Refine your lead scoring metrics
What other factors could play a role in leading to a higher quality sale? It is likely that refining your lead scoring metrics will require working closely with your sales team. What could you do to refine your lead scoring system? When you take time to reflect and refine each part of your process, you gain further insight into your prospect and how you can help.
Always remember success stories
Prospects will feel reassured by others’ success, they will have an easier time signing up when they know the product or service works. You may already be touting these success stories in your marketing messaging, but ensure your sales teams shout your successes until the end.

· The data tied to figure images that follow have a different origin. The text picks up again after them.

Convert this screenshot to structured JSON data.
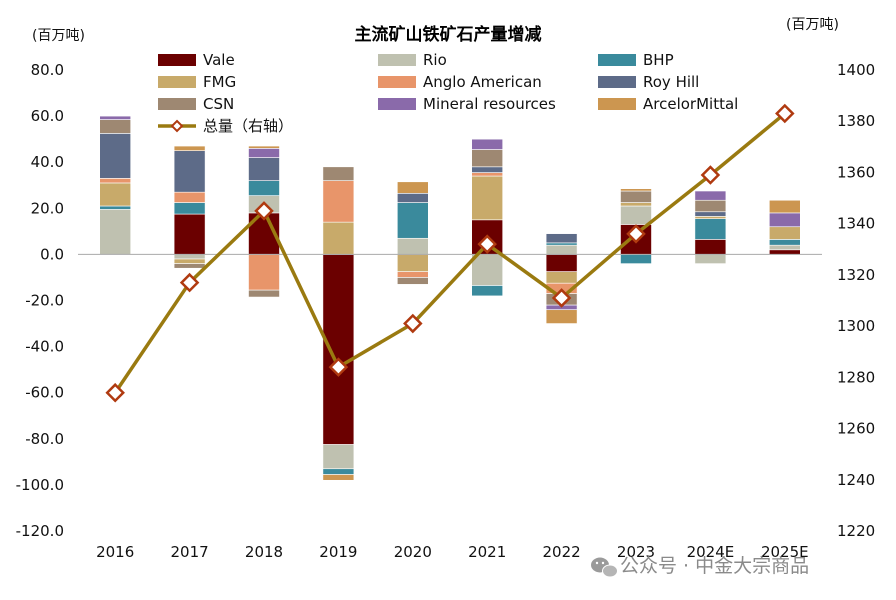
{
  "chart_data": {
    "type": "bar",
    "subtype": "stacked-bar-with-line",
    "title": "主流矿山铁矿石产量增减",
    "left_axis_unit": "(百万吨)",
    "right_axis_unit": "(百万吨)",
    "categories": [
      "2016",
      "2017",
      "2018",
      "2019",
      "2020",
      "2021",
      "2022",
      "2023",
      "2024E",
      "2025E"
    ],
    "left_ylim": [
      -120,
      80
    ],
    "left_ticks": [
      "80.0",
      "60.0",
      "40.0",
      "20.0",
      "0.0",
      "-20.0",
      "-40.0",
      "-60.0",
      "-80.0",
      "-100.0",
      "-120.0"
    ],
    "right_ylim": [
      1220,
      1400
    ],
    "right_ticks": [
      "1400",
      "1380",
      "1360",
      "1340",
      "1320",
      "1300",
      "1280",
      "1260",
      "1240",
      "1220"
    ],
    "series": [
      {
        "name": "Vale",
        "color": "#6b0000",
        "values": [
          0,
          17.5,
          18,
          -82.5,
          0,
          15,
          -7.5,
          13,
          6.5,
          2
        ]
      },
      {
        "name": "Rio",
        "color": "#bfc1b0",
        "values": [
          19.5,
          -2,
          7.5,
          -10.5,
          7,
          -13.5,
          4,
          8,
          -4,
          2
        ]
      },
      {
        "name": "BHP",
        "color": "#3a8a9c",
        "values": [
          1.5,
          5,
          6.5,
          -2.5,
          15.5,
          -4.5,
          1,
          -4,
          9,
          2.5
        ]
      },
      {
        "name": "FMG",
        "color": "#c8aa6a",
        "values": [
          10,
          -2,
          0,
          14,
          -7.5,
          19,
          -5,
          1.5,
          1,
          5.5
        ]
      },
      {
        "name": "Anglo American",
        "color": "#e8956a",
        "values": [
          2,
          4.5,
          -15.5,
          18,
          -2.5,
          1.5,
          -4.5,
          0,
          0,
          0
        ]
      },
      {
        "name": "Roy Hill",
        "color": "#5d6b88",
        "values": [
          19.5,
          18,
          10,
          0,
          4,
          2.5,
          4,
          0,
          2,
          0
        ]
      },
      {
        "name": "CSN",
        "color": "#9e8872",
        "values": [
          6,
          -2,
          -3,
          6,
          -3,
          7.5,
          -5,
          5,
          5,
          0
        ]
      },
      {
        "name": "Mineral resources",
        "color": "#8a6aaa",
        "values": [
          1.5,
          0,
          4,
          0,
          0,
          4.5,
          -2,
          0,
          4,
          6
        ]
      },
      {
        "name": "ArcelorMittal",
        "color": "#cc9650",
        "values": [
          0,
          2,
          1,
          -2.5,
          5,
          0,
          -6,
          1,
          0,
          5.5
        ]
      }
    ],
    "line": {
      "name": "总量（右轴）",
      "color": "#9a7a10",
      "values": [
        1274,
        1317,
        1345,
        1284,
        1301,
        1332,
        1311,
        1336,
        1359,
        1383
      ]
    }
  },
  "watermark": {
    "icon": "wechat-icon",
    "text": "公众号 · 中金大宗商品"
  }
}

Lead quality over lead quantity
Lead quality is the holy grail in outbound marketing. Higher quality leads tend to yield a higher propensity to convert. On the other hand, high quantity leads generally mean a lot of awareness, but lack of interest in purchasing the product resulting in low conversion rates.
Overvaluing and undervaluing leads
Beware of hanging onto suspects and pushing them further down the sales funnel. Let the prospect be in charge of making a decision, they need to be nurtured to be able to convert them into using our services. Being a supportive crutch, pointing out their pain points, and guiding them through the process seamlessly is the right way to go about it. If you are too pushy, you’re likely to chase them away then close a sale.
Don’t overcomplicate it
It might not be easy to spot the exact difference between an MQL and an SQL, but it is pretty straightforward. Both are considered to be qualified leads, an MQL simply put, requires additional marketing and nurturing and an SQL is ready for a sales call.
Understanding the fundamental difference between the two and how they work together is key to achieving efficiency within your organisation. A smooth transition between sales and marketing equals greater revenue in the long run.
You want to be tracking your insights into what’s working – what brings leads in, is your sales team having meaningful conversations, and how likely they are to convert? It takes trial and error, but they need to align, and getting them to work in unison will set your company apart.